Manager Davey Johnson has admitted he could not foresee both LaRoche and Morse returning with Bryce Harper, Denard Span and Jayson Werth taking up any potential outfield spot for Morse. The Nationals have Morse under control for another season at $6.75 million. As Johnson said at the winter meetings: “Once you have everyday players that have established their credentials in the major leagues are pretty good, it’s hard to start sharing roles.”
General Manager Mike Rizzo said he has been fielding calls about Morse for roughly the past month. Rizzo did not rule out keeping Morse, surely in part to not give the impression he would accept lesser value than what he perceives him as — a middle-of-the-order hitter with an affordable contract.

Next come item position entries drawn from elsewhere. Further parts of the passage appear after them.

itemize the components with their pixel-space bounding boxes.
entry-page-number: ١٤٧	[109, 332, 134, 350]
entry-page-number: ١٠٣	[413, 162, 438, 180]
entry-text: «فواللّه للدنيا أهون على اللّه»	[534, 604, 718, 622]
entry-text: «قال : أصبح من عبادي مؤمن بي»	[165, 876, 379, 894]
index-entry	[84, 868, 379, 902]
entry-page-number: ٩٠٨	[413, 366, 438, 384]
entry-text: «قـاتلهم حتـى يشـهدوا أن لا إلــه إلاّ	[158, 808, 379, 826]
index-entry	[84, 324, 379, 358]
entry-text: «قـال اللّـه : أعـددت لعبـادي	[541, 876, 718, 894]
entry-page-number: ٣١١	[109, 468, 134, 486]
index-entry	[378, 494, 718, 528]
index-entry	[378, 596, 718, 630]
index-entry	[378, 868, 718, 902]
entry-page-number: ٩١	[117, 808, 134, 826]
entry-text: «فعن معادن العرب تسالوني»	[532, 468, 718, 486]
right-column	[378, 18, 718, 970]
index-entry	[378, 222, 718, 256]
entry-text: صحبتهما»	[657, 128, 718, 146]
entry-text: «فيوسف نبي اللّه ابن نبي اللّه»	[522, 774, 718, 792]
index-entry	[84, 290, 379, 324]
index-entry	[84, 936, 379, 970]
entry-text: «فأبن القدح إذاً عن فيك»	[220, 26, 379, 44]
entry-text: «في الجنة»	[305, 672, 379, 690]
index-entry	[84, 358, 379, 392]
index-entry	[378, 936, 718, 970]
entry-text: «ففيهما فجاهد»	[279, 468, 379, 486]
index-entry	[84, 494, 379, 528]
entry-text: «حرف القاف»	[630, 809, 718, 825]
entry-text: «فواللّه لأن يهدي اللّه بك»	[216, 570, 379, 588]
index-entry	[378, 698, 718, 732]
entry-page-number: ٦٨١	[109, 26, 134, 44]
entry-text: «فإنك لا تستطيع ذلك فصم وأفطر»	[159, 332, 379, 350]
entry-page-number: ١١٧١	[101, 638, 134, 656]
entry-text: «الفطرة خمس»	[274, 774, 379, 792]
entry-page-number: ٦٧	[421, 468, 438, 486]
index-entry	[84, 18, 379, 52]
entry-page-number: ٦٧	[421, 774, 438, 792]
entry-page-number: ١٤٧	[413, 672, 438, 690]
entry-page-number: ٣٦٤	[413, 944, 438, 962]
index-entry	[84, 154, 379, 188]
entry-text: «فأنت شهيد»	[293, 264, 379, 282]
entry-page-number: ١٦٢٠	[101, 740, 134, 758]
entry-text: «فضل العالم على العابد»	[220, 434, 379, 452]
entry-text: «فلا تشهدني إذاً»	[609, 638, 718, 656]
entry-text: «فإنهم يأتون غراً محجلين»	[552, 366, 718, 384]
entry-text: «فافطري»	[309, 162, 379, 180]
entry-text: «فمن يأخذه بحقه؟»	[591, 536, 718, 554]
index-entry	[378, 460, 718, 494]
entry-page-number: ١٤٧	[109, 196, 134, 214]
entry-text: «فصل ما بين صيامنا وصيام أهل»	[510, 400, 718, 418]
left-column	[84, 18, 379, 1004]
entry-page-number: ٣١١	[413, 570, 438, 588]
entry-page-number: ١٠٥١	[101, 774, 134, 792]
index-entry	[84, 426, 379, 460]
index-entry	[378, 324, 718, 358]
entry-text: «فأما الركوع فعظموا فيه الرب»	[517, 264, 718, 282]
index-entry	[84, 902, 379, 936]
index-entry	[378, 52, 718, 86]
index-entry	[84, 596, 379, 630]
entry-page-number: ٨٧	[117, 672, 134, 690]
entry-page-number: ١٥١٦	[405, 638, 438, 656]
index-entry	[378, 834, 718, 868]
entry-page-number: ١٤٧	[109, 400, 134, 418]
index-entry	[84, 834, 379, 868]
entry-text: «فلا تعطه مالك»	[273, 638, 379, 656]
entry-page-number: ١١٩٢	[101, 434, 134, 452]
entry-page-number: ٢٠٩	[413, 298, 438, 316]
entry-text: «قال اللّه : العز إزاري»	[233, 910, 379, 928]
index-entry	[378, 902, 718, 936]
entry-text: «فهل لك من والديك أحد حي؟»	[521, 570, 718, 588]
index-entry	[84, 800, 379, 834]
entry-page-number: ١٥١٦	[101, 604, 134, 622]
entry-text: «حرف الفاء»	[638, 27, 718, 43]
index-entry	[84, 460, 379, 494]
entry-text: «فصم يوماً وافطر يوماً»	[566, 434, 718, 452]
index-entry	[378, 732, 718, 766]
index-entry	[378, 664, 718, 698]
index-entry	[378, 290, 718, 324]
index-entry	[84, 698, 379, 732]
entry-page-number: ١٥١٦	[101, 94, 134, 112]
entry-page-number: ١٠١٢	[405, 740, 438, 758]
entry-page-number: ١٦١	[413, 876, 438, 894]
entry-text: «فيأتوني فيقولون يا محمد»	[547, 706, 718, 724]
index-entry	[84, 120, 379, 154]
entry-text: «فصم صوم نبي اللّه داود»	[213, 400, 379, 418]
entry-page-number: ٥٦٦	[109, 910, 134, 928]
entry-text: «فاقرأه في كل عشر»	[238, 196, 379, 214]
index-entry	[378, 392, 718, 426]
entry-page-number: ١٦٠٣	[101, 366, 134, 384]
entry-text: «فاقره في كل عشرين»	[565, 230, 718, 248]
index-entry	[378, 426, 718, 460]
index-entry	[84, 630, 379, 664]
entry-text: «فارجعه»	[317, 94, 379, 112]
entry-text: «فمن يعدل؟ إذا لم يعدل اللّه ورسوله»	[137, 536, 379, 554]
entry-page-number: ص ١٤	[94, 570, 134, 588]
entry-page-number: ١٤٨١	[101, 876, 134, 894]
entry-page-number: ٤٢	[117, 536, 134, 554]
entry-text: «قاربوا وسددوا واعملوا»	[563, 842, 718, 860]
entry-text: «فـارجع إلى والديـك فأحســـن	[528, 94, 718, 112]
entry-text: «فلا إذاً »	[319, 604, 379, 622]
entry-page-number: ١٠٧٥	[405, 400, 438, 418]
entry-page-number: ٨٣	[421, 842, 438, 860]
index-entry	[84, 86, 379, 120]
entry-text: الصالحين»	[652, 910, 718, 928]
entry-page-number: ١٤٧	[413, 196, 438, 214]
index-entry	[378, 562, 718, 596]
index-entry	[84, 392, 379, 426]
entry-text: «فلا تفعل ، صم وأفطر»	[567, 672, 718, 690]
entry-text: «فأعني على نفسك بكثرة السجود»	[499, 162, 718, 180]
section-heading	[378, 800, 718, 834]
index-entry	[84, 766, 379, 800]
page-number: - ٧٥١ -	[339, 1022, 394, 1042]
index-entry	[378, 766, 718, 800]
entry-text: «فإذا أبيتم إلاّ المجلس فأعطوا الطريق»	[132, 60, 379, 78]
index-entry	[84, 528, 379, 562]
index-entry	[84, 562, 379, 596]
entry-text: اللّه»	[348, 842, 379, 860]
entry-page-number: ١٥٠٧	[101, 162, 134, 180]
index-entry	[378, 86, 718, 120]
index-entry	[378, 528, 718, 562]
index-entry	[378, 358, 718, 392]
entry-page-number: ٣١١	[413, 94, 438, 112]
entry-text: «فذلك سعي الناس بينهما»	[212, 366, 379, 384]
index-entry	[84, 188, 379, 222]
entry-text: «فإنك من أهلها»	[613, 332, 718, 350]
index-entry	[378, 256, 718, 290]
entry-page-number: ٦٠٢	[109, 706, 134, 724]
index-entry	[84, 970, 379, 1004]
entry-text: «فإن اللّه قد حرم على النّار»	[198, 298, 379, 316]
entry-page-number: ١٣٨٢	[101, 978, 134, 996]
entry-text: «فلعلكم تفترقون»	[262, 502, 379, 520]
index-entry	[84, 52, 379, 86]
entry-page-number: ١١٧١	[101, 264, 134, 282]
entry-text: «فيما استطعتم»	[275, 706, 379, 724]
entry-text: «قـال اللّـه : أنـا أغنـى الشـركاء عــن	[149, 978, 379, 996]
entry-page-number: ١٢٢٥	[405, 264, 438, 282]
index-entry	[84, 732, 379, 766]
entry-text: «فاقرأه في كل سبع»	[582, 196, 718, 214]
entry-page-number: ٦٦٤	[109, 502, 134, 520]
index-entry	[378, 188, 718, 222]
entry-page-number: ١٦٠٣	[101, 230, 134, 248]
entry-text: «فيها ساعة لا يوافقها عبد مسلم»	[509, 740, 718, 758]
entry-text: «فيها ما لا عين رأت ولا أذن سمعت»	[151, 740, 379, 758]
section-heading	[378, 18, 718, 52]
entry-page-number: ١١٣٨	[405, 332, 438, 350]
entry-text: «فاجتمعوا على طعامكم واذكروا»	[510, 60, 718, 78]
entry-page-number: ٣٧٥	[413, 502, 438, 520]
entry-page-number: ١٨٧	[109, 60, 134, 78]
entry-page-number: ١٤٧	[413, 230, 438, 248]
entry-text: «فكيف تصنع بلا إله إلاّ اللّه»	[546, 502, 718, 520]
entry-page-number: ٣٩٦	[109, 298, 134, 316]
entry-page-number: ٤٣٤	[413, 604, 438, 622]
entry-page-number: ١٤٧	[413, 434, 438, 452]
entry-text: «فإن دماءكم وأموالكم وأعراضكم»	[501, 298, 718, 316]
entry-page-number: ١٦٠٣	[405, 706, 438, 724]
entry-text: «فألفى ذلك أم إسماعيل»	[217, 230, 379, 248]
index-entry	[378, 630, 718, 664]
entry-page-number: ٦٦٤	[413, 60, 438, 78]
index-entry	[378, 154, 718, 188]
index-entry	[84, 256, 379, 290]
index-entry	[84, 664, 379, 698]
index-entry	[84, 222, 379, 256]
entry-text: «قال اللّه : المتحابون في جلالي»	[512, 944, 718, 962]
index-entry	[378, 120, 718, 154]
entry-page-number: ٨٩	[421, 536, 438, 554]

“There’s not going to be a time limit when we’re going to do it and if we’re going to do it,” Rizzo said. “If we can get the right deal for Mike, we’ll certainly think about trading him. We’re not going to make a bad deal just to move the player out of town. We don’t have to do it financially.”
Morse, a popular player with fans and teammates, could read the writing on the wall. Shortly after the news of LaRoche’s agreement broke, Morse tweeted that he’d be taking a social media break.
The Nationals would prefer to receive young, starting pitching prospects or a major league reliever, particularly a left-hander, in return for Morse. As a 30-year-old, legitimate power threat with an affordable contract, he has already garnered significant interest. He hit 64 home runs over 1,194 at-bats and slugged .516 with a 132 OPS+ over the past three seasons. But his lack of long-term control and injury history, many executives have said, will limit his value.
The offense-poor Mariners – who traded Morse to the Nationals in 2009 – and Orioles have shown interest in him. One major league executive, based on roster needs and makeup, expected the Yankees and Rays to make a play for Morse.
If and when the Nationals deal Morse, it will close one chapter of a career renaissance for him and a huge payoff for the Nationals. He came to Washington to play for a 103-loss team, straight up for Ryan Langerhans. By last year, packed stadiums chanted his walk-up music. The team made him into a bobblehead, replete with his torso-twisting at-bat warmup.
Morse made himself into one of the National League’s best pure sluggers, and he helped turn the Nationals from a disaster to a World Series contender. The relationship may be close to an end, but it was great while it lasted.